La fidélité des clients envers les réseaux concessionnaires étant de quatre à cinq ans maximum, la période de vie pour le marché indépendant a par conséquent augmenté, d'autant que le marché indépendant s'est professionnalisé et doté d'outils performants pour accompagner l'évolution technique des voitures. Concernant les marchés émergents, on trouve souvent chez un même distributeur des pièces constructeurs, équipementiers et MDD. Je pense que l'on va vers une généralisation progressive de ce système.
Comment s'adaptera-t-il à l'électrification du parc, selon vous ?

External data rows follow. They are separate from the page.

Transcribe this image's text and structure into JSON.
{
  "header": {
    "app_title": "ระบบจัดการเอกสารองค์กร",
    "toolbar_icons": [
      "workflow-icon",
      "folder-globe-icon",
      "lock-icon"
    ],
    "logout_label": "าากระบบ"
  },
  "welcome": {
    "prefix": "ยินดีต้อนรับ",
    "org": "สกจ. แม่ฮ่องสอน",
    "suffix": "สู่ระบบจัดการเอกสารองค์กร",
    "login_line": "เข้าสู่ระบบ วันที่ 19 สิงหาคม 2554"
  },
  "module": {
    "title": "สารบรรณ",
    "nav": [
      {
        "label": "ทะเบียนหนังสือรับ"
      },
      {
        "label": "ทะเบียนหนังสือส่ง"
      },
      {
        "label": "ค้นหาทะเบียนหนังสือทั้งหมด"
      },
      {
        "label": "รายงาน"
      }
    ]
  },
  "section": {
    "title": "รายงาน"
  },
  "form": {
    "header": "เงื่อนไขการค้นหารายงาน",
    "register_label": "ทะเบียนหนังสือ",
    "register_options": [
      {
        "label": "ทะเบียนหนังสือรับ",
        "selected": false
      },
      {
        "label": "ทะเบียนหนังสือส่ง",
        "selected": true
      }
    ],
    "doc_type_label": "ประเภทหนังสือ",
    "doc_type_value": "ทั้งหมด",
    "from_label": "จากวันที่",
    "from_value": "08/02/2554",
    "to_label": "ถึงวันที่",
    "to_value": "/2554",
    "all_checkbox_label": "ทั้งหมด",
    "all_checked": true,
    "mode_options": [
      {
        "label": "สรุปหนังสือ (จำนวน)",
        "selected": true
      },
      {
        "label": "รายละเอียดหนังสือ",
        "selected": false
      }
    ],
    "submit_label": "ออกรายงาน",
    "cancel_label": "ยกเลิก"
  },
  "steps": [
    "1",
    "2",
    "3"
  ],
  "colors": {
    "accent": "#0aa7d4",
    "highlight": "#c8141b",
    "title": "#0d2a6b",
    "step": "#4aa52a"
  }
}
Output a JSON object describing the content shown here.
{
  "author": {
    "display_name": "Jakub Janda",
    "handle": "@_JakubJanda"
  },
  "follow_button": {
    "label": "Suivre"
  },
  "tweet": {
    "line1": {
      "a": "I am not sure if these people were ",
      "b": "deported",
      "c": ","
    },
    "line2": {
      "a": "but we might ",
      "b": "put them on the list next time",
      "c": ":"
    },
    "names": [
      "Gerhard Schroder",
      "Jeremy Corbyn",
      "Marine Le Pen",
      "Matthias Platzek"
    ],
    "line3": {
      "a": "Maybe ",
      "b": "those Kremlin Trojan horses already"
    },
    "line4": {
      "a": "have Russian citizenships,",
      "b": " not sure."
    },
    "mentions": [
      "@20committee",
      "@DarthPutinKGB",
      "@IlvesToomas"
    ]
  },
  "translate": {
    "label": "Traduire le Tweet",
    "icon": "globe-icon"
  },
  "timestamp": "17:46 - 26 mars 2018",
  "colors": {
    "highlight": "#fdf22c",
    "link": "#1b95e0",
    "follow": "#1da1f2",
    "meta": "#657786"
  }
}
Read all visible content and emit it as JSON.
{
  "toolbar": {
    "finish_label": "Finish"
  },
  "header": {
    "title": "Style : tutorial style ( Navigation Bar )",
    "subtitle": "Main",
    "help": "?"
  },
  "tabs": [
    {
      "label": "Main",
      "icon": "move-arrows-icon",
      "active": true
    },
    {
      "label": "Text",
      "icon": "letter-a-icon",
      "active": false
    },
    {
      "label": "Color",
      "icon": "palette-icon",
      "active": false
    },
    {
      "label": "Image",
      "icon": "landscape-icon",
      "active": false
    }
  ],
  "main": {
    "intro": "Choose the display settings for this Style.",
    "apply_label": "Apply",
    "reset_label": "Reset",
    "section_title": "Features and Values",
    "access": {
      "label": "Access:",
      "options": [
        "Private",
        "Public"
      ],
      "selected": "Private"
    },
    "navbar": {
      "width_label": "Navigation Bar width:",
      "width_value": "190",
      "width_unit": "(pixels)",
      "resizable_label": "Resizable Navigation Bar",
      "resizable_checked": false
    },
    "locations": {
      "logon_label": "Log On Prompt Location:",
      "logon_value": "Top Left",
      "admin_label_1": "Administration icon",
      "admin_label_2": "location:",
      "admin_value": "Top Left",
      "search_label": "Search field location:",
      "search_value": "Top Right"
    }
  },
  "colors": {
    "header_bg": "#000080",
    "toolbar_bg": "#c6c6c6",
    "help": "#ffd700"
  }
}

Il y aura une grande phase de transition. Il faudra utiliser cette période pour non seulement profiter du parc thermique qui perdurera, mais aussi pour entreprendre les évolutions nécessaires pour, demain, réparer les véhicules électriques.
Le distributeur ou le réseau de distribution devra aussi apporter les services, logiciels et informations techniques liés à ces véhicules.
Enfin, puisque le prix de la voiture électrique augmente, celui des opérations de maintenance suivra. Le marché de la rechange va donc changer mais, à mon avis, il ne va pas baisser.
Depuis deux ans que vous siégez au CA de la Feda, quelles actions avez-vous menées ?
J'ai notamment participé à tous les débats sur les ZFE, pour faire évoluer les pouvoirs publics sur ce sujet qui risque de handicaper grandement les mobilités. J'ai aussi toujours été un défenseur du partage des données techniques, afin que le marché indépendant continue d'y avoir accès pour pouvoir réparer les véhicules. Mes liens avec la Feda remontent à plus de vingt ans, quand j'étais à la tête d'Autodistribution. À l'époque, nous avons notamment trouvé un accord dans la lutte Golda-TecCom, pour la gérance des relations électroniques entre les distributeurs et les fournisseurs. Le Golda est devenu distributeur exclusif de la solution TecCom en France. Dans les années 2000, nous avons aussi rapproché la Feda de l'ANFA, et commencé à faire entrer des acteurs comme Mobivia. N'étant plus en activité, je quitterai mes fonctions au 1er janvier 2023, mais Automotor restera bien sûr membre de la Feda.
Bio : Olivier van Ruymbeke a un parcours particulier dans le monde de la pièce automobile. Il a passé dix ans chez PSA, notamment comme directeur de l'après-vente mondiale de Peugeot. En 1999, il rejoint Autodistribution, où il reste sept ans comme directeur général puis président du directoire. Après une expérience de sept ans au Brésil, dans le groupe SHC, deuxième distributeur automobile du pays, il revient en France. Sa vision internationale acquise le mène chez Automotor en 2016.